日本航空(JAL)やJR東日本、KDDIなど5社は2020年8月31日、2021年度に東京都心部でドローン物流の実証実験を共同実施すると発表した。ドローンの社会実装を巡っては、政府が「レベル4」と呼ばれる都市部での目視外飛行を2022年度に解禁する方針を表明している。レベル4解禁に先駆けて都心部で実証実験をして課題を洗い出すことで、早期の実用化につなげる意向だ。

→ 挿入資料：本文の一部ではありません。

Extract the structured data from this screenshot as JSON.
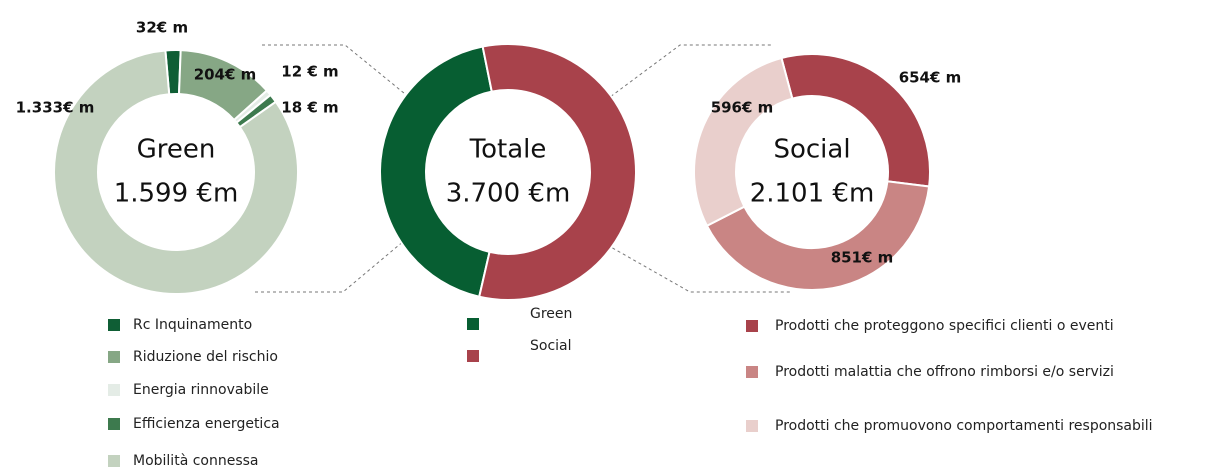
{
  "chart_data": [
    {
      "type": "donut",
      "title": "Green",
      "subtitle": "1.599 €m",
      "categories": [
        "Rc Inquinamento",
        "Riduzione del rischio",
        "Energia rinnovabile",
        "Efficienza energetica",
        "Mobilità connessa"
      ],
      "values": [
        32,
        204,
        12,
        18,
        1333
      ],
      "value_labels": [
        "32€ m",
        "204€ m",
        "12 € m",
        "18 € m",
        "1.333€ m"
      ],
      "colors": [
        "#0f5e35",
        "#86a785",
        "#e4ece6",
        "#3d7a4e",
        "#c3d2bf"
      ]
    },
    {
      "type": "donut",
      "title": "Totale",
      "subtitle": "3.700 €m",
      "categories": [
        "Green",
        "Social"
      ],
      "values": [
        1599,
        2101
      ],
      "colors": [
        "#075e32",
        "#a8424b"
      ]
    },
    {
      "type": "donut",
      "title": "Social",
      "subtitle": "2.101 €m",
      "categories": [
        "Prodotti che proteggono specifici clienti o eventi",
        "Prodotti malattia che offrono rimborsi e/o servizi",
        "Prodotti che promuovono comportamenti responsabili"
      ],
      "values": [
        654,
        851,
        596
      ],
      "value_labels": [
        "654€ m",
        "851€ m",
        "596€ m"
      ],
      "colors": [
        "#a8424b",
        "#c98584",
        "#e9cfcc"
      ]
    }
  ]
}
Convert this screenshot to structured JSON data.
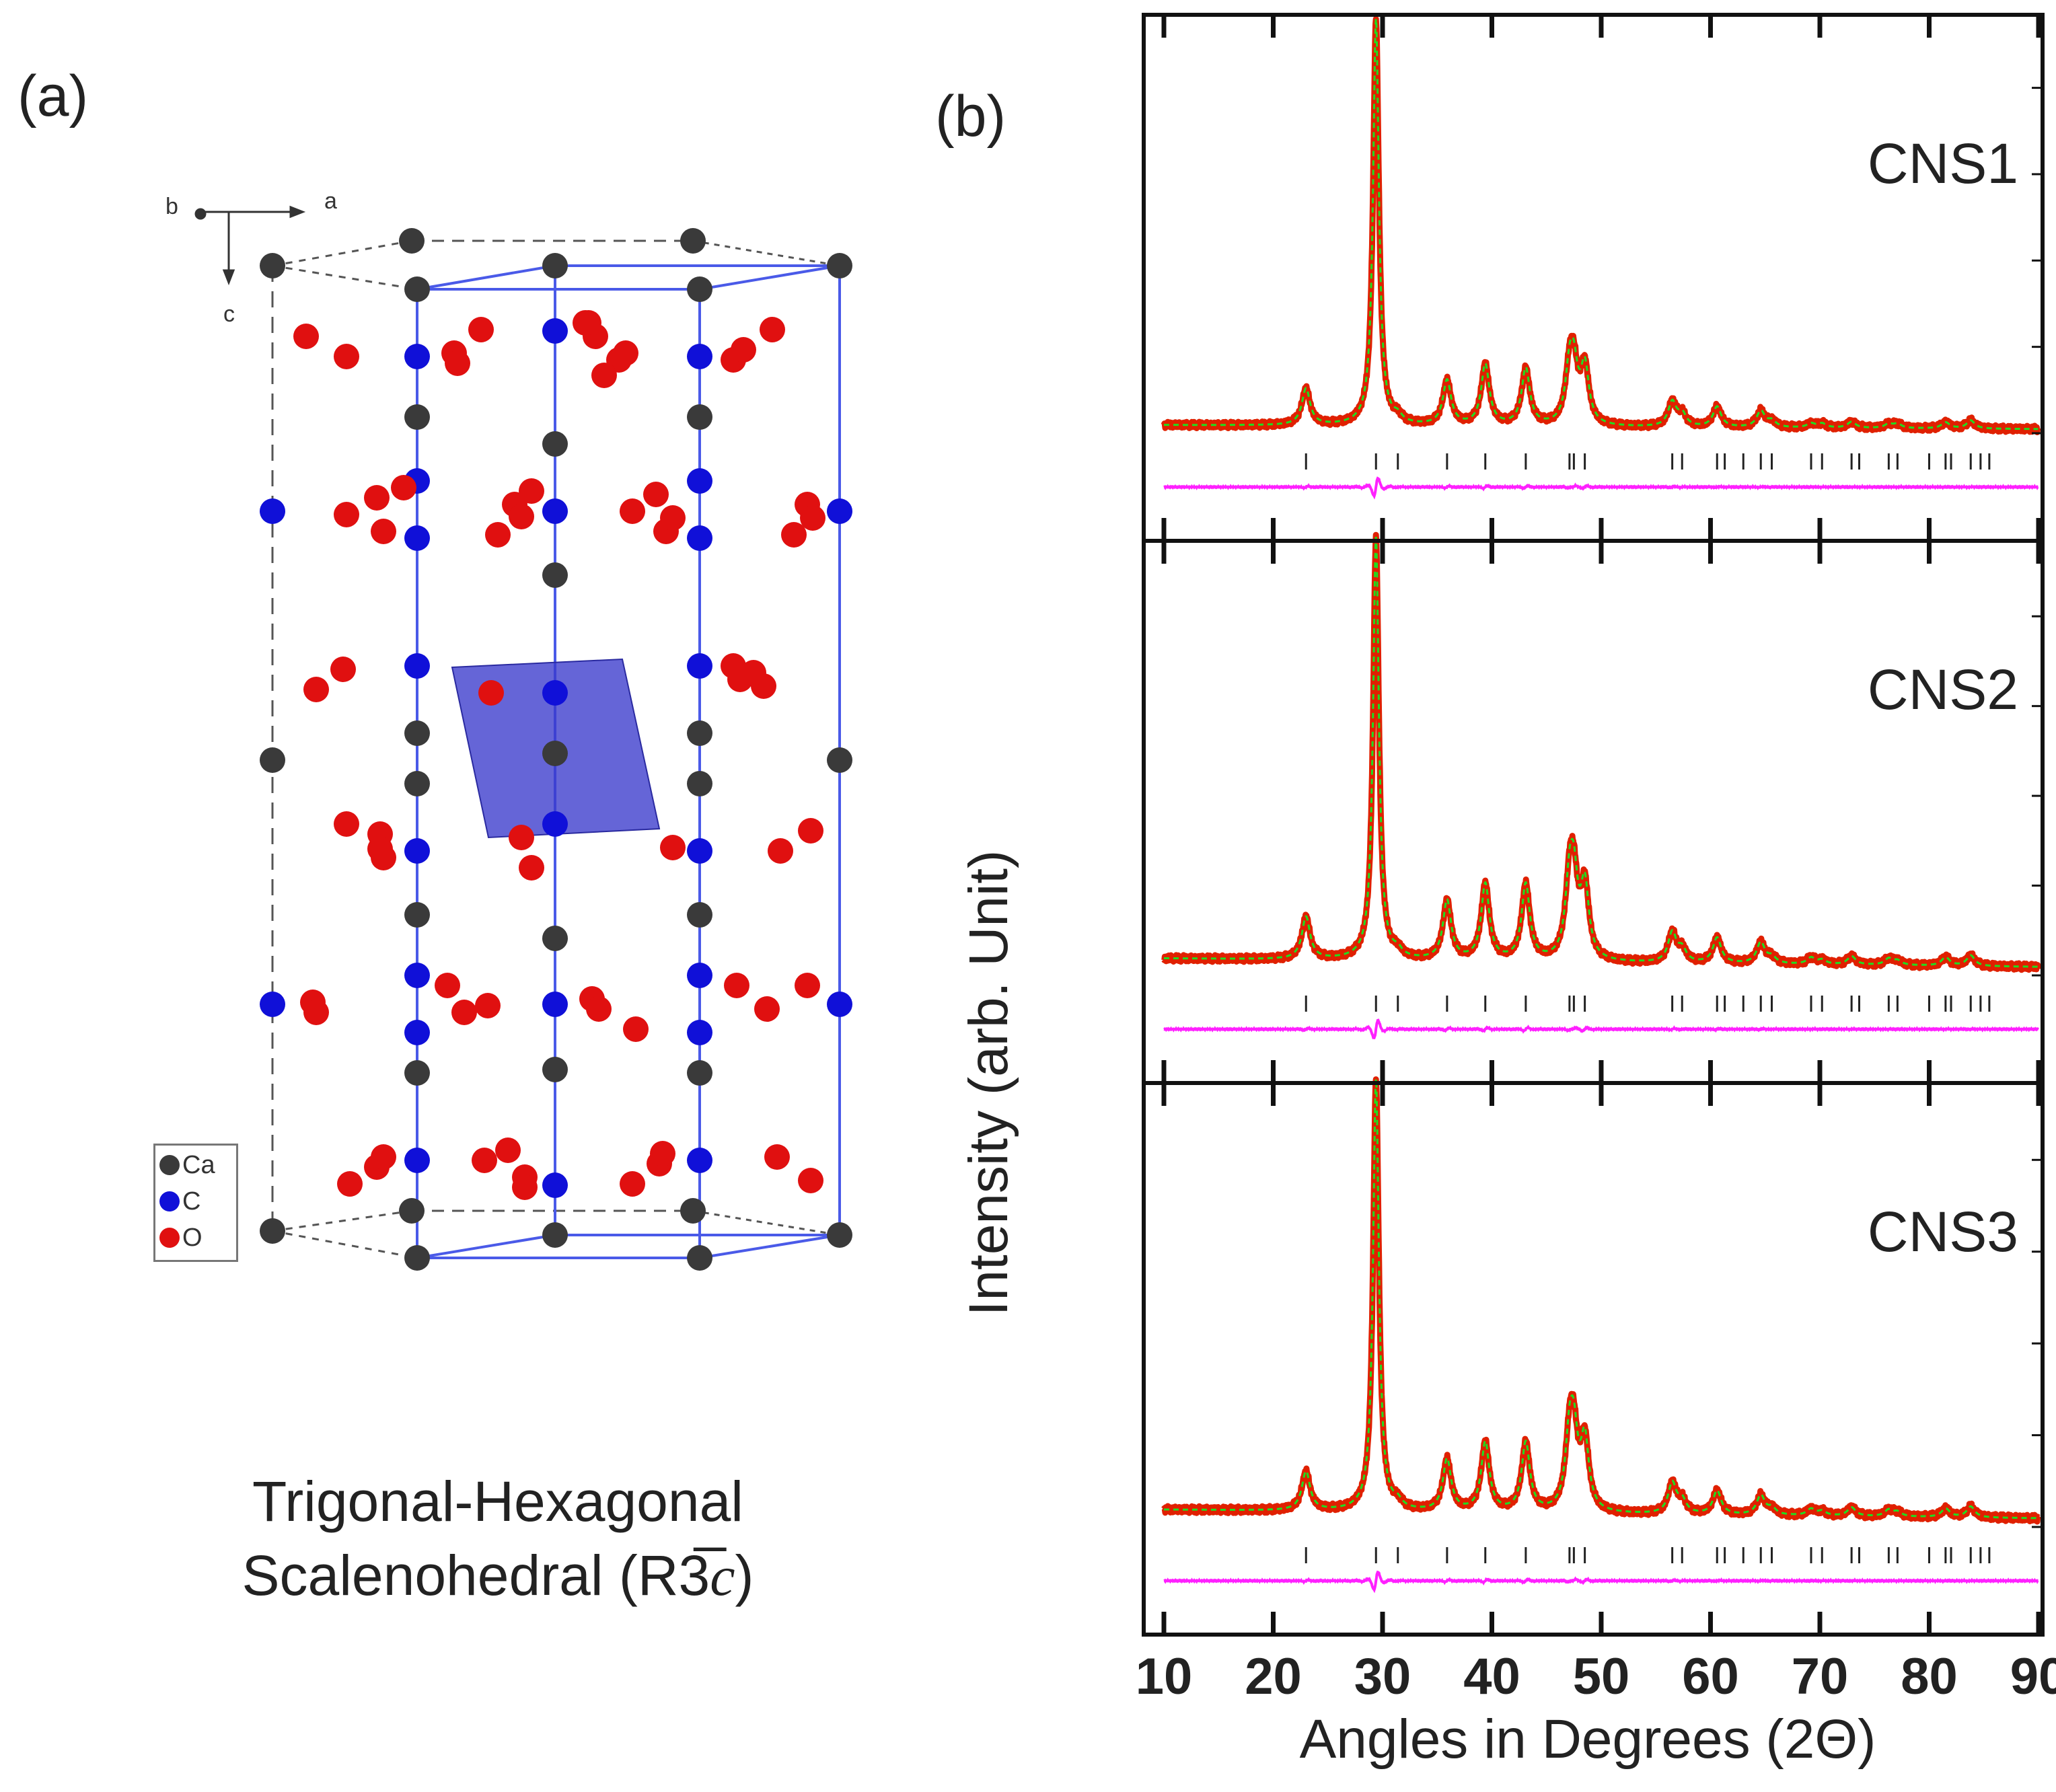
{
  "panel_a": {
    "label": "(a)",
    "axes": {
      "a": "a",
      "b": "b",
      "c": "c"
    },
    "legend": [
      {
        "symbol": "Ca",
        "color": "#3a3a3a"
      },
      {
        "symbol": "C",
        "color": "#1010d8"
      },
      {
        "symbol": "O",
        "color": "#e01010"
      }
    ],
    "caption_line1": "Trigonal-Hexagonal",
    "caption_line2_prefix": "Scalenohedral (R",
    "caption_space_group_bar": "3̅",
    "caption_space_group_italic": "c",
    "caption_line2_suffix": ")"
  },
  "colors": {
    "observed": "#e02000",
    "calculated": "#20dd20",
    "difference": "#ff20ff",
    "bragg": "#222222",
    "unit_cell": "#4a5ae8",
    "plane": "#3a3acc"
  },
  "chart_data": {
    "type": "line",
    "panel_label": "(b)",
    "xlabel": "Angles in Degrees (2Θ)",
    "ylabel": "Intensity (arb. Unit)",
    "xlim": [
      10,
      90
    ],
    "xticks": [
      10,
      20,
      30,
      40,
      50,
      60,
      70,
      80,
      90
    ],
    "tick_labels": [
      "10",
      "20",
      "30",
      "40",
      "50",
      "60",
      "70",
      "80",
      "90"
    ],
    "ylim": [
      0,
      1
    ],
    "bragg_positions": [
      23.0,
      29.4,
      31.4,
      35.9,
      39.4,
      43.1,
      47.1,
      47.5,
      48.5,
      56.5,
      57.4,
      60.6,
      61.3,
      63.0,
      64.6,
      65.6,
      69.2,
      70.2,
      72.9,
      73.6,
      76.3,
      77.1,
      80.0,
      81.5,
      82.0,
      83.8,
      84.7,
      85.5
    ],
    "series": [
      {
        "name": "CNS1",
        "background": 0.02,
        "peaks": [
          {
            "x": 23.0,
            "height": 0.09
          },
          {
            "x": 29.4,
            "height": 1.0
          },
          {
            "x": 31.4,
            "height": 0.015
          },
          {
            "x": 35.9,
            "height": 0.11
          },
          {
            "x": 39.4,
            "height": 0.15
          },
          {
            "x": 43.1,
            "height": 0.14
          },
          {
            "x": 47.1,
            "height": 0.12
          },
          {
            "x": 47.5,
            "height": 0.12
          },
          {
            "x": 48.5,
            "height": 0.14
          },
          {
            "x": 56.5,
            "height": 0.06
          },
          {
            "x": 57.4,
            "height": 0.03
          },
          {
            "x": 60.6,
            "height": 0.05
          },
          {
            "x": 64.6,
            "height": 0.04
          },
          {
            "x": 65.6,
            "height": 0.015
          },
          {
            "x": 69.2,
            "height": 0.01
          },
          {
            "x": 70.2,
            "height": 0.01
          },
          {
            "x": 72.9,
            "height": 0.015
          },
          {
            "x": 76.3,
            "height": 0.01
          },
          {
            "x": 77.1,
            "height": 0.01
          },
          {
            "x": 81.5,
            "height": 0.015
          },
          {
            "x": 83.8,
            "height": 0.02
          }
        ]
      },
      {
        "name": "CNS2",
        "background": 0.04,
        "peaks": [
          {
            "x": 23.0,
            "height": 0.1
          },
          {
            "x": 29.4,
            "height": 1.0
          },
          {
            "x": 31.4,
            "height": 0.015
          },
          {
            "x": 35.9,
            "height": 0.14
          },
          {
            "x": 39.4,
            "height": 0.18
          },
          {
            "x": 43.1,
            "height": 0.18
          },
          {
            "x": 47.1,
            "height": 0.16
          },
          {
            "x": 47.5,
            "height": 0.16
          },
          {
            "x": 48.5,
            "height": 0.17
          },
          {
            "x": 56.5,
            "height": 0.07
          },
          {
            "x": 57.4,
            "height": 0.03
          },
          {
            "x": 60.6,
            "height": 0.06
          },
          {
            "x": 64.6,
            "height": 0.05
          },
          {
            "x": 65.6,
            "height": 0.015
          },
          {
            "x": 69.2,
            "height": 0.015
          },
          {
            "x": 70.2,
            "height": 0.01
          },
          {
            "x": 72.9,
            "height": 0.02
          },
          {
            "x": 76.3,
            "height": 0.015
          },
          {
            "x": 77.1,
            "height": 0.01
          },
          {
            "x": 81.5,
            "height": 0.02
          },
          {
            "x": 83.8,
            "height": 0.025
          }
        ]
      },
      {
        "name": "CNS3",
        "background": 0.04,
        "peaks": [
          {
            "x": 23.0,
            "height": 0.09
          },
          {
            "x": 29.4,
            "height": 1.0
          },
          {
            "x": 31.4,
            "height": 0.015
          },
          {
            "x": 35.9,
            "height": 0.12
          },
          {
            "x": 39.4,
            "height": 0.16
          },
          {
            "x": 43.1,
            "height": 0.16
          },
          {
            "x": 47.1,
            "height": 0.15
          },
          {
            "x": 47.5,
            "height": 0.15
          },
          {
            "x": 48.5,
            "height": 0.16
          },
          {
            "x": 56.5,
            "height": 0.07
          },
          {
            "x": 57.4,
            "height": 0.03
          },
          {
            "x": 60.6,
            "height": 0.055
          },
          {
            "x": 64.6,
            "height": 0.045
          },
          {
            "x": 65.6,
            "height": 0.015
          },
          {
            "x": 69.2,
            "height": 0.015
          },
          {
            "x": 70.2,
            "height": 0.01
          },
          {
            "x": 72.9,
            "height": 0.02
          },
          {
            "x": 76.3,
            "height": 0.015
          },
          {
            "x": 77.1,
            "height": 0.01
          },
          {
            "x": 81.5,
            "height": 0.02
          },
          {
            "x": 83.8,
            "height": 0.025
          }
        ]
      }
    ]
  }
}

 東京都はドローン物流プロジェクトの公募において、上記3社にTerra Drone(テラドローン)とウェザーニューズを加えた5社によるプロジェクトを採択した。5社のプロジェクトでは3点の実証実験を計画している。具体的には「緊急時や災害時を想定して医薬卸企業の配送拠点から医療機関に医療用医薬品をドローンで輸送する」「駅近隣の飲食店から周辺のオフィスに料理をドローンで配送する」「駅周辺の施設をドローンで巡回警備する」である。2020年8月から2022年3月にかけてプロジェクトを実施し、このうち2021年度に東京都内の湾岸エリアや都心部の駅周辺で実証実験に取り組む。

 東京都は2022年度のレベル4解禁を視野に、民間企業が物流分野などでドローン関連ビジネスの事業モデルを構築するための支援事業を2020~2021年度に実施する。5社のプロジェクトも都心部でのドローン物流の実用化を視野に入れ、実運用時のオペレーションをどのように高めていくかといった点を検証する予定だ。